Gyno is a fairly infrequent problem on proper cycles, and of the number that did have problems a very few people reported it when non estrogenic drugs were used. Of those we need to take into account a lot of them probably couldn't recognize gyno and were overreacting.
Nonetheless, reports of this nature have been around for a long time and continue to persist, begging us to ask the question over and over if there is a factor we are overlooking. Here I would like to present two.
Case number 1 : The appearance of estrogenic effects with testosterone in aromatase negative mice (Ishikawa et al, 2005). This study reported the presence of estrogenic effects in the absence of aromatization, and this effect was blocked by a 5-alpha-reductase inhibitor. Meaning a metabolite of DHT is acting as an androgen. Since we already know that saturated A-ring steroids with a 3-hydroxyl group act as estrogens since 5AD is a every potent estrogen, the likely culprits include the neuroactive steroids 3alpha and 3beta androstanediol. Steckelbroeck et al (2004) demonstrated that 5beta-androstanediol is indeed and ER ligand. Now your question will likely be what the relevance of this is to gyno. Its likely less active than estrogens themselves. This is true, but estrogens are produced by aromatase and dumped into circulation and have to make their way to mammary tissue. Mammary tissue itself contains no aromatase (
http://www.ncbi.nlm.nih.gov/UniGene...glist=Hs.511367). 3beta-androstanediol is produced by AKR1C, and this gene is expressed directly in mammary tissue, leading to direct local conversion if DHT is present in the tissue. 5AR is also present in mammary tissue. This means despite weaker activity, the presence of the product in the tissue is likely higher.
Not only can effects of this nature not be blocked by aromatase inhibitors, they are likely worsened by aromatase inhibitors, which would increase the substrate for 5AR. This also opens the door for ER binding of 3beta derivatives of other A-ring saturated androgens. They can be treated with SERMS.

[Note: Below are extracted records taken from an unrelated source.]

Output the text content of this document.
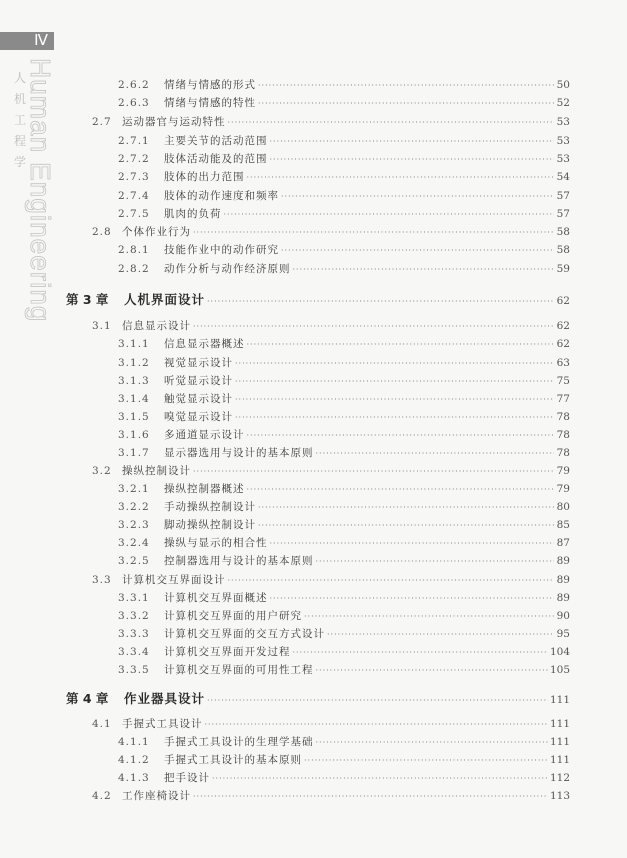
Ⅳ
人
机
工
程
学
Human Engineering	2.6.2	情绪与情感的形式 ·····	50
2.6.3	情绪与情感的特性 ·····	52
2.7 运动器官与运动特性 ·····	53
2.7.1	主要关节的活动范围 ·····	53
2.7.2	肢体活动能及的范围 ·····	53
2.7.3	肢体的出力范围 ·····	54
2.7.4	肢体的动作速度和频率 ·····	57
2.7.5	肌肉的负荷 ·····	57
2.8 个体作业行为 ·····	58
2.8.1	技能作业中的动作研究 ·····	58
2.8.2	动作分析与动作经济原则 ·····	59
第 3 章	人机界面设计 ·····	62
3.1 信息显示设计 ·····	62
3.1.1	信息显示器概述 ·····	62
3.1.2	视觉显示设计 ·····	63
3.1.3	听觉显示设计 ·····	75
3.1.4	触觉显示设计 ·····	77
3.1.5	嗅觉显示设计 ·····	78
3.1.6	多通道显示设计 ·····	78
3.1.7	显示器选用与设计的基本原则 ·····	78
3.2 操纵控制设计 ·····	79
3.2.1	操纵控制器概述 ·····	79
3.2.2	手动操纵控制设计 ·····	80
3.2.3	脚动操纵控制设计 ·····	85
3.2.4	操纵与显示的相合性 ·····	87
3.2.5	控制器选用与设计的基本原则 ·····	89
3.3 计算机交互界面设计 ·····	89
3.3.1	计算机交互界面概述 ·····	89
3.3.2	计算机交互界面的用户研究 ·····	90
3.3.3	计算机交互界面的交互方式设计 ·····	95
3.3.4	计算机交互界面开发过程 ·····	104
3.3.5	计算机交互界面的可用性工程 ·····	105
第 4 章	作业器具设计 ·····	111
4.1 手握式工具设计 ·····	111
4.1.1	手握式工具设计的生理学基础 ·····	111
4.1.2	手握式工具设计的基本原则 ·····	111
4.1.3	把手设计 ·····	112
4.2 工作座椅设计 ·····	113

Another important issue pointed out in that study is that unlike the 3-alpha isomer, 3-beta hydroxyl are NOT converted back to DHT.
CASE 2 : the binding of Androgen receptor to estrogen response elements induced by certain ligands. I won't go into detail on this too much as I know I adressed this before. For nandrolone it has been demonstrated that it can bind the AR and cause the AR to activate estrogen-responsive genes. Nandrolone is 60% as estrogenic as estradiol itself and Aromatase inhibitors and ER-blockers and RU486 did not significantly change that number, showing that nandrolone's strong estrogenic effects are caused entirely by the androgen receptor.
Natural nandrolone is a by-product of aromatisation. Likely other 19-Nor-3-oxo steroids are capable of inducing a similar change, to a different extent.
This effect, which is androgen receptor mediated, cannot be blocked by either aromatase or SERMS.